リメディアル学習の目的:単なる復習により遅れを取り戻すのではなく、また対症療法的に教えるのではなく、新しい切り口で学習者が直面している問題を見直し、本質的概念の理解(conceptual learning)により絡まった紐をほどき、他の文法事項も今以上に理解できるようにすること。

具体例の一つは時間の概念で、英語の「絶対的『縦割り』の時間の帯」を理解する際には、「日本語の時間概念は絶対時制でなく、アスペクトにも支配されている」ことを自覚させた方がいいのではないかというもので、私は非常に面白く聞きました(具体例は省略します)。
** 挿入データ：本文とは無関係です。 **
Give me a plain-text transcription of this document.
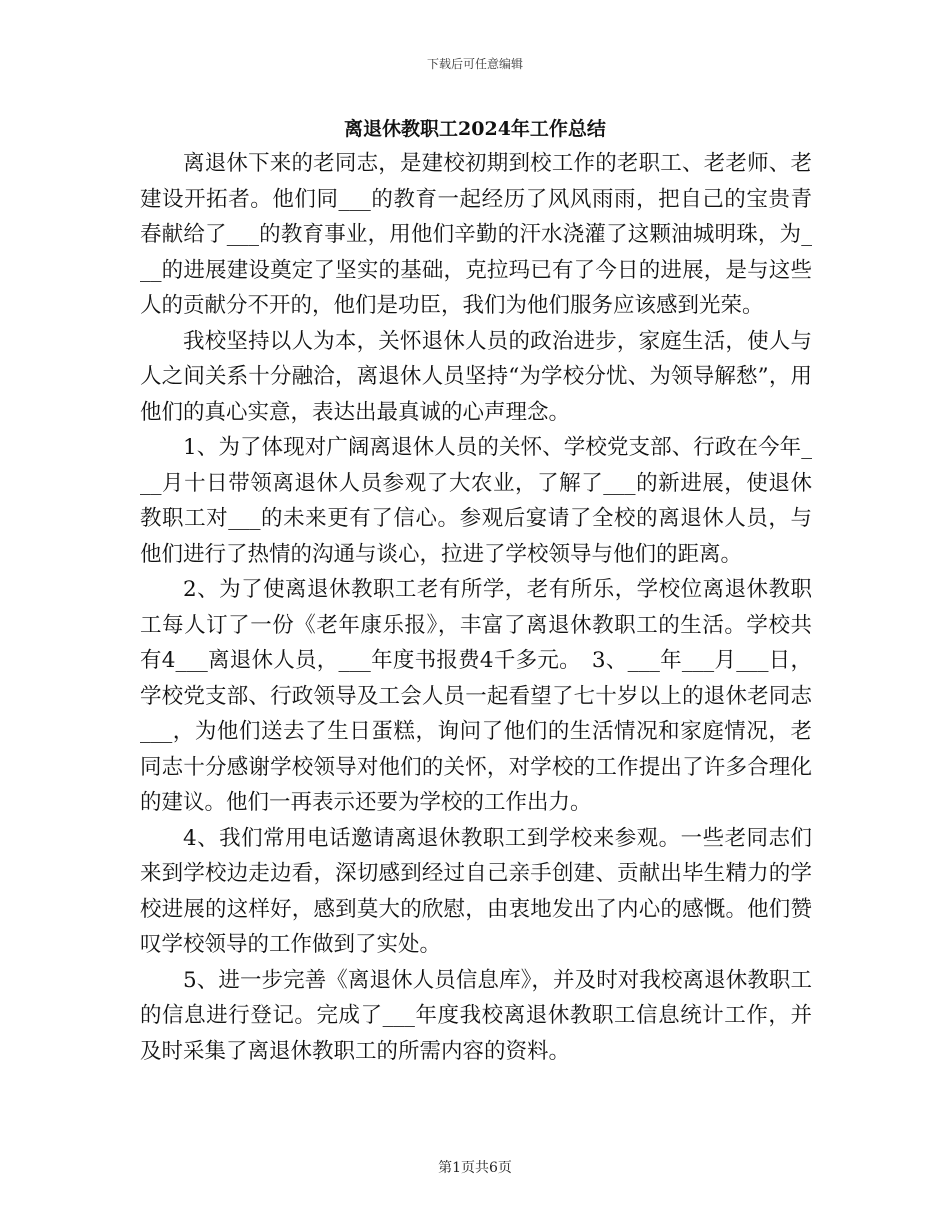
下载后可任意编辑
离退休教职工2024年工作总结

离退休下来的老同志，是建校初期到校工作的老职工、老老师、老建设开拓者。他们同___的教育一起经历了风风雨雨，把自己的宝贵青春献给了___的教育事业，用他们辛勤的汗水浇灌了这颗油城明珠，为___的进展建设奠定了坚实的基础，克拉玛已有了今日的进展，是与这些人的贡献分不开的，他们是功臣，我们为他们服务应该感到光荣。

我校坚持以人为本，关怀退休人员的政治进步，家庭生活，使人与人之间关系十分融洽，离退休人员坚持“为学校分忧、为领导解愁”，用他们的真心实意，表达出最真诚的心声理念。

1、为了体现对广阔离退休人员的关怀、学校党支部、行政在今年___月十日带领离退休人员参观了大农业，了解了___的新进展，使退休教职工对___的未来更有了信心。参观后宴请了全校的离退休人员，与他们进行了热情的沟通与谈心，拉进了学校领导与他们的距离。

2、为了使离退休教职工老有所学，老有所乐，学校位离退休教职工每人订了一份《老年康乐报》，丰富了离退休教职工的生活。学校共有4___离退休人员，___年度书报费4千多元。　3、___年___月___日，学校党支部、行政领导及工会人员一起看望了七十岁以上的退休老同志___，为他们送去了生日蛋糕，询问了他们的生活情况和家庭情况，老同志十分感谢学校领导对他们的关怀，对学校的工作提出了许多合理化的建议。他们一再表示还要为学校的工作出力。

4、我们常用电话邀请离退休教职工到学校来参观。一些老同志们来到学校边走边看，深切感到经过自己亲手创建、贡献出毕生精力的学校进展的这样好，感到莫大的欣慰，由衷地发出了内心的感慨。他们赞叹学校领导的工作做到了实处。

5、进一步完善《离退休人员信息库》，并及时对我校离退休教职工的信息进行登记。完成了___年度我校离退休教职工信息统计工作，并及时采集了离退休教职工的所需内容的资料。

第1页共6页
英語の学習とは、技能獲得だけでなく、認識の深化も伴なうべきと考えているからです(私は認識の深化にはそれ自体に価値があるという考えをもっています)。

藤田先生は次のようにも言います。

日本語を母語とする英語教師は、学習者も同じ日本語話者であるという事実を当然のごとく捉え、母語を空気のごとく扱い、母語の英語に対する干渉を見落としがちなのではないだろうか?

英語を教えるのに、日本語の体系を利用するという考えは、一見、習得言語にできるだけ接するべきだというアプローチに反するようにも見える。しかし、リメディアル教育が「気づかせの教育」であるならば、気づかせるための道具の利用にはなんら矛盾はみいだせないのである。

もちろんこのような教育をするためには、まずは英語教師が日本語文法を自覚し勉強し、さらに徹底的に咀嚼しなくてはいけません。しかし言語学の高度な素養を持った英語教師はたくさんいます。そういう人々により進められるこのような教育は、英語のリメディアル教育であるだけでなく、良質の「言語教育」であるように私は考えますが、いかがでしょう。